The surge is prompting utilities and their big power-using customers to make some unexpected decisions. After years of watching coal plants retire in droves as power producers sought to curb their planet-warming emissions, some utilities are reversing course on climate goals. Customers are clamoring for so much electricity that operators are keeping their dirtiest fossil fuel plants running longer than expected.

FirstEnergy Corp., based in Akron, Ohio, plans to continue operating its Fort Martin and Harrison coal-fired plants in West Virginia, abandoning an earlier pledge to stop using the fuel by 2030. Other coal plants across the US that were scheduled to close in the next several years are getting life extensions as utilities contend with the increased demand.

Expect to see more climate backtracking in 2025 as regulators stress “reliability”—making sure there’s enough power on the grid so the lights stay on and the data centers continue to hum. “It’s going to be a challenge to keep up with carbon commitments with this new load growth,” says Rob Gramlich, Grid Strategies’ president. Carbon goals are “nice to have,” he says, but “when push comes to shove, states are going to make sure they have reliable and affordable power.”

Trump’s administration is likely to push climate goals back further. The incoming president, a fan of fossil fuels, has said climate change is a hoax and vowed to roll back parts of the Democrats’ signature climate law, the Inflation Reduction Act, which he calls a “green new scam.” He’ll have  that may aid utilities that are rethinking their plans to close coal plants.
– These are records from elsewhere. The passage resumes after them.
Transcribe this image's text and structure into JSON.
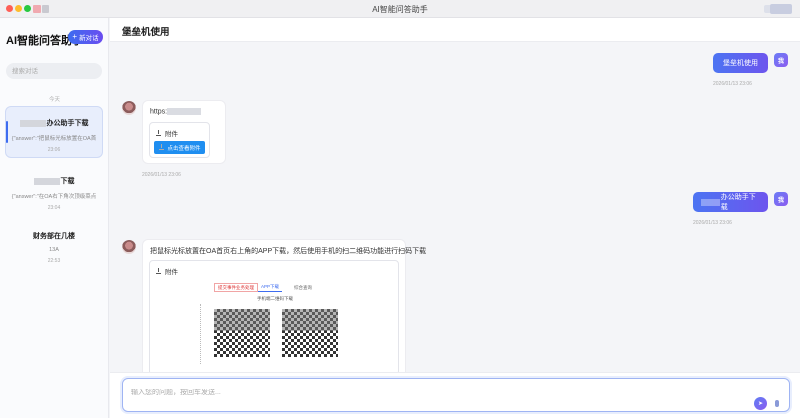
{
  "window": {
    "title": "AI智能问答助手"
  },
  "sidebar": {
    "app_name": "AI智能问答助手",
    "new_button": "新对话",
    "search_placeholder": "搜索对话",
    "group_label": "今天",
    "conversations": [
      {
        "title": "办公助手下载",
        "snippet": "{\"answer\":\"把鼠标光标放置在OA首",
        "time": "23:06"
      },
      {
        "title": "下载",
        "snippet": "{\"answer\":\"在OA右下角次顶级菜点",
        "time": "23:04"
      },
      {
        "title": "财务部在几楼",
        "snippet": "13A",
        "time": "22:53"
      }
    ]
  },
  "header": {
    "title": "堡垒机使用"
  },
  "chat": {
    "messages": [
      {
        "role": "user",
        "text": "堡垒机使用",
        "time": "2026/01/13 23:06"
      },
      {
        "role": "bot",
        "link_prefix": "https:",
        "attach_label": "附件",
        "download_button": "点击查看附件",
        "time": "2026/01/13 23:06"
      },
      {
        "role": "user",
        "text": "办公助手下载",
        "time": "2026/01/13 23:06"
      },
      {
        "role": "bot",
        "text": "把鼠标光标放置在OA首页右上角的APP下载，然后使用手机的扫二维码功能进行扫码下载",
        "attach_label": "附件",
        "image": {
          "tabs": [
            "提交事件业务处理",
            "APP下载",
            "综合查询"
          ],
          "subtitle": "手机端二维码下载"
        }
      }
    ],
    "user_avatar_label": "我"
  },
  "input": {
    "placeholder": "输入您的问题，按回车发送..."
  }
}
Policies for claiming some tax incentives under the Inflation Reduction Act haven’t been finalized, and pollution rules from the Environmental Protection Agency could be modified. The new administration is likely to unwind many climate regulations, including those challenged by utilities, coal enthusiasts and red states. Offshore wind, a longtime target of Trump’s ire, may be especially vulnerable, because it’s regulated primarily by federal agencies.

Individual states have broad authority to regulate power plants, and many have become more aggressive about reining in emissions, but the president will still have significant leverage. “Trump could prevent new restrictions from happening, and he could try to unwind some of the ones that are already on the books,” says ClearView’s Fox.

One area that may thrive is nuclear, which has had a surge in interest both from tech companies that need clean energy and from climate advocates who are taking a more favorable view of reactors that supply carbon-free power around the clock. The technology has long benefited from bipartisan support, and Trump has also spoken in favor of it.

In the past year, major technology companies, including Alphabet, Amazon and Meta, have all announced plans to tap nuclear plants to sate their data centers’ large appetites. Microsoft Corp. has agreed to buy power from a reactor that Baltimore-based Constellation Energy Corp. plans to restart at Three Mile Island, the Pennsylvania facility that was the site of the worst US nuclear accident, in 1979. Having a supporter in the White House may also speed the construction of a new generation of small modular nuclear reactors. Progress on that front has been glacial so far.

For now, it’s hard to predict how Trump may disrupt the energy industry. He’s urging oil and natural gas producers to increase output, has long positioned himself as a friend to coal miners and is pushing for tariffs and trade barriers that would threaten technology key to producing renewable power. Few expect the transition in Washington to be uneventful. Even utility heads who say Trump won’t change their climate plans are gaming out what the new administration means for them. At a recent utility conference in Florida, Bob Frenzel, the chief executive officer of Minneapolis-based Xcel Energy Inc., said he’s going to push the new administration to think about the transmission lines the US needs for the next century.

“I’m trying to step into the administration lingo,” Frenzel said. “Make the grid great again.”